Далее Берлин обращает внимание на тот несомненный факт, что «для оксфордского профессора свобода — что-то одно, а для египетского крестьянина — другое», и констатирует, что в результате либеральная мысль запуталась:
«Мне кажется, совесть западных либералов тревожит не столько то, что свобода, которой ищут люди, различается в зависимости от социального или экономического положения, сколько то, что меньшинство, обладающее ею, обрело ее за счет эксплуатации тех, у кого ее нет, или, по крайней мере, пренебрежения к ним. Они не без оснований полагают, что, коль скоро свобода личности так важна для человека, никто не вправе ее отнимать, и совсем уж непозволительно, чтобы одни пользовались ею за счет других. Основания либеральной морали — равенство в свободе: не поступай с другими так, как не хотел бы, чтобы поступили с тобой; плати свой долг тем, кому ты обязан свободой, богатством и просвещенностью; будь справедлив в самом простом и общепринятом смысле».
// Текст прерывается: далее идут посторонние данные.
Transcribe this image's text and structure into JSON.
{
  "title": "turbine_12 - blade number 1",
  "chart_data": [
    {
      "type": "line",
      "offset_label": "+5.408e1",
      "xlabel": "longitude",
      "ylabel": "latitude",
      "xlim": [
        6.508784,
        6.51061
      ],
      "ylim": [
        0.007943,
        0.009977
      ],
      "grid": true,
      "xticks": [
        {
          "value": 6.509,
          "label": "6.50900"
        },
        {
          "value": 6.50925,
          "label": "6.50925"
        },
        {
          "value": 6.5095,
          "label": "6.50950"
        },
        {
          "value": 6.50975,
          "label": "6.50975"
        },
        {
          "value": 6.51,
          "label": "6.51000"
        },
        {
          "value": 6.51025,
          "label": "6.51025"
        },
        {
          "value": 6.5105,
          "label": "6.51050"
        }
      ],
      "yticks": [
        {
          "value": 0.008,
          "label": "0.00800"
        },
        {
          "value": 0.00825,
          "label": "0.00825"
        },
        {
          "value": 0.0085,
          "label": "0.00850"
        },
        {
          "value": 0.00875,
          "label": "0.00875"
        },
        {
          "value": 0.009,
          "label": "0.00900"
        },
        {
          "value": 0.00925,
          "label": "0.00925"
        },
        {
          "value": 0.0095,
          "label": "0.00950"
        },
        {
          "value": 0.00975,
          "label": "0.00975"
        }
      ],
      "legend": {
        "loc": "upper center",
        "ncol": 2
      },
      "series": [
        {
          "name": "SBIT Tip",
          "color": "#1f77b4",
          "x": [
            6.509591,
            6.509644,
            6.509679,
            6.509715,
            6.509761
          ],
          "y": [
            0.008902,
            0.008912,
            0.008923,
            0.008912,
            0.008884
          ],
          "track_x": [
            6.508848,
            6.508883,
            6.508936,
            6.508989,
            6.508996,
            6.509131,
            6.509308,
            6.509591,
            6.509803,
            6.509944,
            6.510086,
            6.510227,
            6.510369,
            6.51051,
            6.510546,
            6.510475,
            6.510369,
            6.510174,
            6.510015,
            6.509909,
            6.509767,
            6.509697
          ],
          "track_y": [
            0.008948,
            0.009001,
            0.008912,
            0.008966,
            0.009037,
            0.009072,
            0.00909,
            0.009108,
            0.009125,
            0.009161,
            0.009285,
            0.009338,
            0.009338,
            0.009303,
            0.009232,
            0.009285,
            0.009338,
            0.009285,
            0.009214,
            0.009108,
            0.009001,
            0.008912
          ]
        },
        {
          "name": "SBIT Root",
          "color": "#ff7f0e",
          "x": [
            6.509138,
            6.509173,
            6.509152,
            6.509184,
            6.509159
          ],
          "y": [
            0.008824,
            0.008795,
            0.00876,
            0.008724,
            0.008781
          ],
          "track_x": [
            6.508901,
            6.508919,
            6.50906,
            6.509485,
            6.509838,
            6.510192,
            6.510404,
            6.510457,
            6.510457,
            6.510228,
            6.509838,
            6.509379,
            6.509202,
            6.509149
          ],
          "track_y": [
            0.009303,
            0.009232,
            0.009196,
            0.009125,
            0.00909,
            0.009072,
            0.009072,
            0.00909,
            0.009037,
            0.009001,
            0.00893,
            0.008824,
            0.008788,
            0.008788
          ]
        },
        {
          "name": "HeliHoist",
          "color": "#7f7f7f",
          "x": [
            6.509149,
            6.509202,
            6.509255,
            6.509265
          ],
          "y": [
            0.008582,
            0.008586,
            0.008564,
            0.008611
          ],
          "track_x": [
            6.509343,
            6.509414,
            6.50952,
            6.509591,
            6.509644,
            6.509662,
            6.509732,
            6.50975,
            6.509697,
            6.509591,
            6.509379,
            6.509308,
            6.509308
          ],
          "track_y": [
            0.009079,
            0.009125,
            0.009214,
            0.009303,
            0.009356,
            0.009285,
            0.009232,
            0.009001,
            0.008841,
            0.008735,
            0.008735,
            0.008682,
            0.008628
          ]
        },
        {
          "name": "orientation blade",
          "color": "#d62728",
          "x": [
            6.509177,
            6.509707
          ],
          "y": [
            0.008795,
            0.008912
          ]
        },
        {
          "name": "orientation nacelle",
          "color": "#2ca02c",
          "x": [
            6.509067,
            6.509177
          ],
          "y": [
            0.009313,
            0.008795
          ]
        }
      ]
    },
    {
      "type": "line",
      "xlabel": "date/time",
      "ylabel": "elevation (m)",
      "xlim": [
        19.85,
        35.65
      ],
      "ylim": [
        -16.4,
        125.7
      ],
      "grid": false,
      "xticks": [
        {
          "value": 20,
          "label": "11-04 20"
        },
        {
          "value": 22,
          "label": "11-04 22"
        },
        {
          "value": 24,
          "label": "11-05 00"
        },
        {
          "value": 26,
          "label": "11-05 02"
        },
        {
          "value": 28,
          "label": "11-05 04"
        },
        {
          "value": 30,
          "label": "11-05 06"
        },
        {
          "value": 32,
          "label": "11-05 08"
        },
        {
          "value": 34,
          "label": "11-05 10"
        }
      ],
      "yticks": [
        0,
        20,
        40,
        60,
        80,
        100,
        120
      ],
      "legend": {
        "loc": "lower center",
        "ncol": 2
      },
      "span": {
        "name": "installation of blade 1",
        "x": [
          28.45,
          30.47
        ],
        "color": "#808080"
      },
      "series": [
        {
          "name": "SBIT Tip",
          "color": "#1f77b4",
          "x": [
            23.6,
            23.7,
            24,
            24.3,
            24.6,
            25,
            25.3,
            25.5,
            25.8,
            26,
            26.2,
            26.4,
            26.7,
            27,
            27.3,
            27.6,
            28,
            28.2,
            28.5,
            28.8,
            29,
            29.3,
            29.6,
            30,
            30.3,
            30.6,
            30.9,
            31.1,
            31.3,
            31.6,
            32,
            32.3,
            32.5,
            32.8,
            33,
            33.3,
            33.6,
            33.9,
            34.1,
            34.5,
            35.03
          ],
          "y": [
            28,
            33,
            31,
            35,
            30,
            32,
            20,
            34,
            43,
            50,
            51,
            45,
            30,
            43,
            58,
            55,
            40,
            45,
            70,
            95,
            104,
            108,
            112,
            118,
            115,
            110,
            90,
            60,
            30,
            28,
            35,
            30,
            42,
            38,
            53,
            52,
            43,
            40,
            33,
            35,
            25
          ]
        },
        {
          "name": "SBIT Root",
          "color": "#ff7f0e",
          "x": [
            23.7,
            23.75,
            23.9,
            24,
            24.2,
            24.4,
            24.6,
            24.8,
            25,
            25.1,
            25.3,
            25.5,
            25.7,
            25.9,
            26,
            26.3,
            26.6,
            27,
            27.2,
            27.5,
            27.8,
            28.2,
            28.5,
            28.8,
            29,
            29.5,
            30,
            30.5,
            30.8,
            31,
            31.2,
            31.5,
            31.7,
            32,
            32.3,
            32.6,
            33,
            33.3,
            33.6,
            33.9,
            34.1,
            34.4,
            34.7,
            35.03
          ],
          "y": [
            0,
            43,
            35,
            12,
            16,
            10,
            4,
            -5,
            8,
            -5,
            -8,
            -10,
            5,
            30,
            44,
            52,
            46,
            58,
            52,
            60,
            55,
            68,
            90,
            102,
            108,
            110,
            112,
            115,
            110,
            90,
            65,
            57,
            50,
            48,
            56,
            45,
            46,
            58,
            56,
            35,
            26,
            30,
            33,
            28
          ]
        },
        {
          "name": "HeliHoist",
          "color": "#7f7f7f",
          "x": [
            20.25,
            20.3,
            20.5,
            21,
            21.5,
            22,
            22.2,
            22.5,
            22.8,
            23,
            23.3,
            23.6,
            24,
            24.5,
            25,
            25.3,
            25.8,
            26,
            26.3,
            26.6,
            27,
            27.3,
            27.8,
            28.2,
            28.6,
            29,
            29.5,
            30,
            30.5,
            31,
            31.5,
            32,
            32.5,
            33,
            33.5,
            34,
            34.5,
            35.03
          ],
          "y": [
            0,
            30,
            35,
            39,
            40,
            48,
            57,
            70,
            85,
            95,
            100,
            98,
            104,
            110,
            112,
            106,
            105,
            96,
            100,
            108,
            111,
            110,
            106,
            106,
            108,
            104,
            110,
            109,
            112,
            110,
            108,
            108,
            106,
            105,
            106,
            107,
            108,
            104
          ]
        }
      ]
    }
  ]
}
А это у западных либералов правильный взгляд? Берлин говорит, что не следует смешивать понятия, нужно всегда помнить об их истинном содержании: «Чтобы избежать вопиющего неравенства или повальной бедности, я готов пожертвовать своей свободой охотно и добровольно; но то, от чего я отказываюсь во имя справедливости, или равенства, или любви к собратьям, — именно свобода». То, что так убежденно втолковывал Н.А. Бердяев в «Философии неравенства»[4] (свобода и равенство противоречат друг другу), для Берлина самоочевидно:
«Все нужно называть своим именем: свобода — это свобода, а не равенство, не честность, не справедливость, не культура, не спокойная совесть. Если моя свобода или свобода моего класса или моей нации строится на бедствии многих людей, такая система несправедлива и безнравственна. Но если я ущемляю или утрачиваю свободу, чтобы меньше стыдиться неравенства, я не увеличу свободу других, а лишь уменьшу общий объем свободы. Возможно, я выиграю в справедливости, счастье, спокойствии, но потеря в свободе останется, и только путаница ценностей позволяет нам говорить, что, отбросив “либеральную” свободу личности, можно увеличить свободу “социальную” или “экономическую”» ([2], стр. 130-131).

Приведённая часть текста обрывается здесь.